En efecto, lady Munro se detuvo: evidentemente, aquel cañón había llamado su atención; quizá despertaba en ella algún vago recuerdo del sitio de Cawnpore. Su mano que sostenía la tea paseaba la llama sobre el tubo de metal, y una chispa hubiera bastado para inflamar el cebo y hacer partir el tiro.
¿Iba Munro a morir por efecto de aquella mano?
No pudo soportar semejante idea; más valía perecer a la vista de Nana Sahib y de los suyos.
Iba a llamar y a despertar a sus verdugos, cuando sintió que del interior del cañón salía una mano que apretaba las suyas atadas a la espalda. Era la presión de una mano amiga, que trataba de desatar sus ligaduras. Sintió luego el frío de una hoja de acero que entraba con precaución entre las cuerdas y sus muñecas y le hizo colegir que en el ánima misma de aquella pieza enorme estaba oculto, como por milagro, su libertador.
No podía engañarse: alguien cortaba las cuerdas que le tenían atado.
Un segundo después, estuvieron cortadas; pudo dar un paso adelante: estaba libre.
Por dueño que fuera de sí mismo, iba a dar un grito que le iba a perder.
Una mano salió fuera de la pieza…
Munro la cogió, tiró hacia sí, y un hombre que acababa de desprenderse por un supremo esfuerzo de la boca del cañón, cayó a sus pies.
Era Gumí.
El fiel servidor, después de haberse escapado de las asechanzas de Kalagani, había continuado el camino de Yubbulpore, en vez de volver al lago, hacia el cual se dirigía la tropa de Nassim.
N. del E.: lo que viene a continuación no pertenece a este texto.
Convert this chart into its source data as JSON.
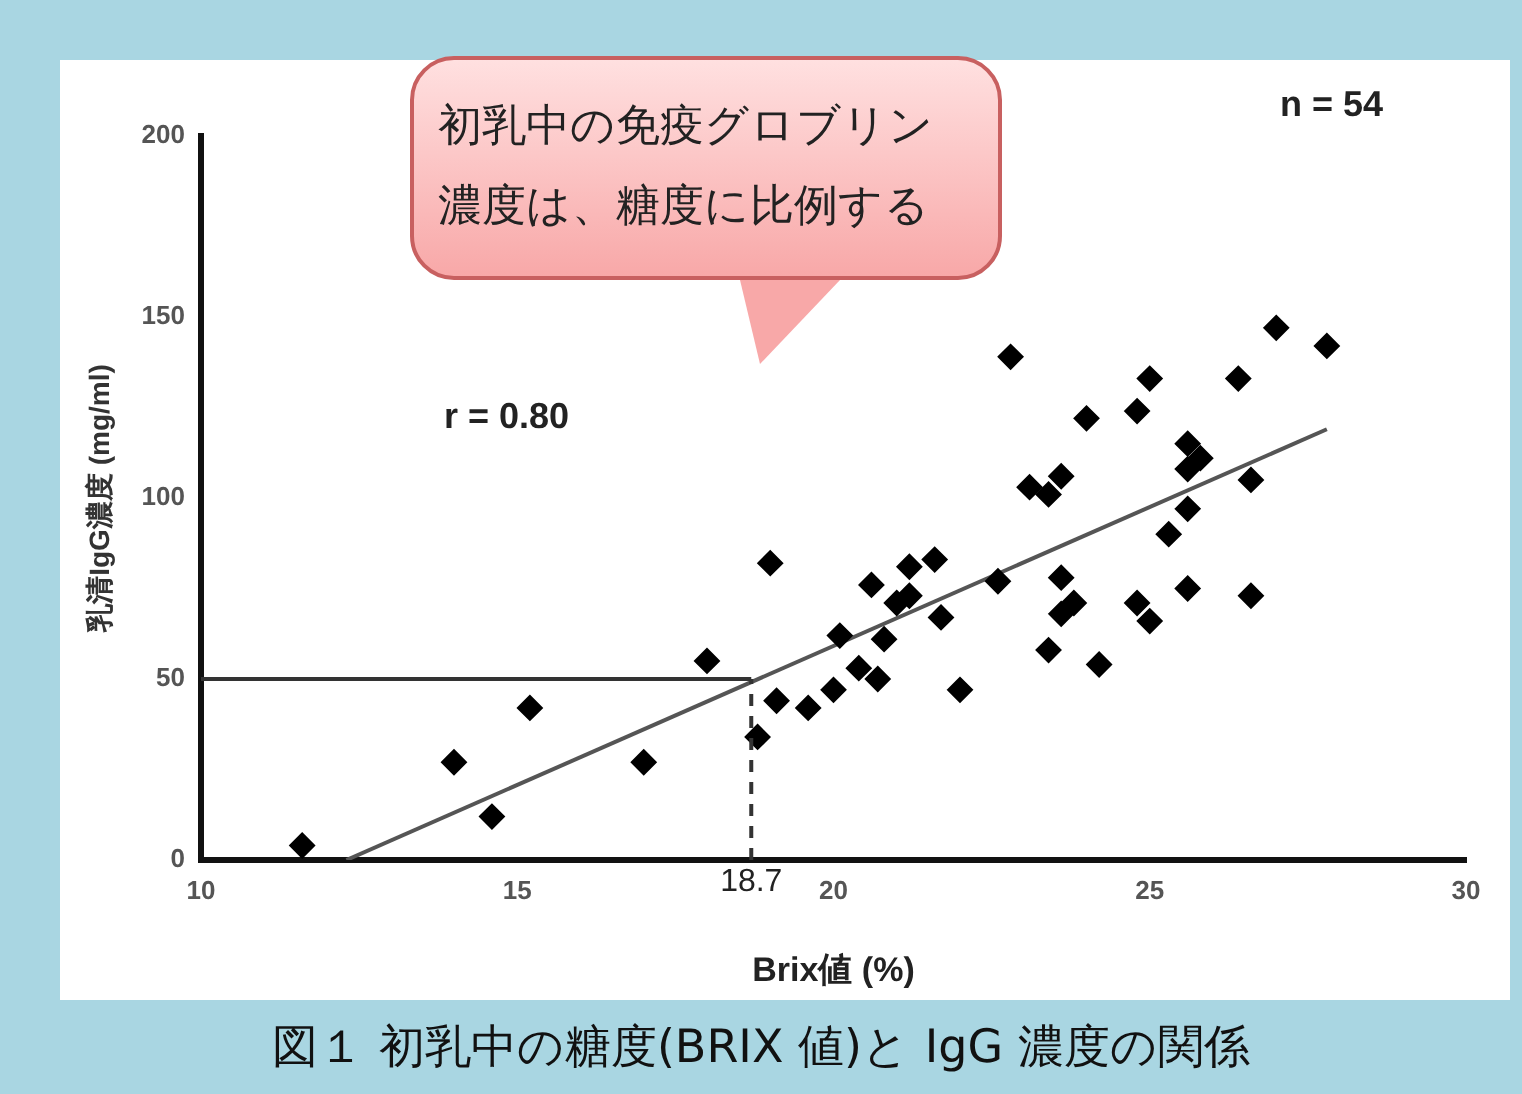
{
  "chart_data": {
    "type": "scatter",
    "title": "図１ 初乳中の糖度(BRIX 値)と IgG 濃度の関係",
    "xlabel": "Brix値 (%)",
    "ylabel": "乳清IgG濃度 (mg/ml)",
    "annotations": [
      "初乳中の免疫グロブリン濃度は、糖度に比例する",
      "n = 54",
      "r = 0.80"
    ],
    "xlim": [
      10,
      30
    ],
    "xticks": [
      10,
      15,
      20,
      25,
      30
    ],
    "ylim": [
      0,
      200
    ],
    "yticks": [
      0,
      50,
      100,
      150,
      200
    ],
    "grid": false,
    "legend": false,
    "ref_lines": [
      {
        "axis": "y",
        "value": 50,
        "color": "#333333",
        "line_style": "solid"
      },
      {
        "axis": "x",
        "value": 18.7,
        "label": "18.7",
        "color": "#333333",
        "line_style": "dashed"
      }
    ],
    "series": [
      {
        "color": "#000000",
        "marker": "diamond",
        "x": [
          11.6,
          14.0,
          14.6,
          15.2,
          17.0,
          18.0,
          18.8,
          19.0,
          22.8,
          27.0,
          27.8,
          25.0,
          26.4,
          24.0,
          24.8,
          25.6,
          25.8,
          25.6,
          26.6,
          23.1,
          23.4,
          23.6,
          25.6,
          25.3,
          20.6,
          21.2,
          21.6,
          21.2,
          22.6,
          23.6,
          23.8,
          23.6,
          21.7,
          24.8,
          25.0,
          25.6,
          26.6,
          23.4,
          24.2,
          22.0,
          20.1,
          20.8,
          20.4,
          20.7,
          20.0,
          19.6,
          19.1,
          21.0
        ],
        "values": [
          4,
          27,
          12,
          42,
          27,
          55,
          34,
          82,
          139,
          147,
          142,
          133,
          133,
          122,
          124,
          115,
          111,
          108,
          105,
          103,
          101,
          106,
          97,
          90,
          76,
          81,
          83,
          73,
          77,
          78,
          71,
          68,
          67,
          71,
          66,
          75,
          73,
          58,
          54,
          47,
          62,
          61,
          53,
          50,
          47,
          42,
          44,
          71
        ]
      },
      {
        "type": "line",
        "marker": "none",
        "color": "#555555",
        "x": [
          12.3,
          27.8
        ],
        "values": [
          0,
          119
        ]
      }
    ]
  }
}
Al llegar a la senda que conducía a Ripore, tuvo que ocultarse por segunda vez, porque había allí un grupo de indios hablando del coronel Munro, a quien los dacoits, dirigidos por Kalagani, iban a llevar a la fortaleza donde Nana Sahib le reservaba la muerte por medio del cañón. Sin vacilar se dirigió al sendero y llegó a la explanada, en aquel momento desierta. Entonces se le ocurrió la heroica idea de introducirse en la enorme máquina de guerra, como verdadero clown que era, con el pensamiento de libertar a su amo si las circunstancias se lo permitían, o de confundirse con él en la misma muerte si no podía salvarlo.
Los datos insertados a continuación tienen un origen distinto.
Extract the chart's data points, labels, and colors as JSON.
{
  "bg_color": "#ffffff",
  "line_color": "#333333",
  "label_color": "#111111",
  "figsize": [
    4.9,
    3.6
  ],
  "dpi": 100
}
—Va a amanecer —dijo Gumí en voz baja—; huyamos pronto.
—¿Y lady Munro? —El coronel señalaba a la loca, de pie e inmóvil, cuya mano, en aquel momento, se posaba sobre la cureña del cañón.
—En nuestros brazos, mi amo —respondió Gumí sin pedir otra explicación.
Pero ya era demasiado tarde.
En el momento en que el coronel y Gumí se acercaban para apoderarse de ella, lady Munro, queriendo escaparse, se asió a la pieza; la antorcha cayó sobre el cebo, y una espantosa detonación, repetida por los ecos de los Vindya, se extendió con el fragor del trueno por todo el valle del Nerbudda.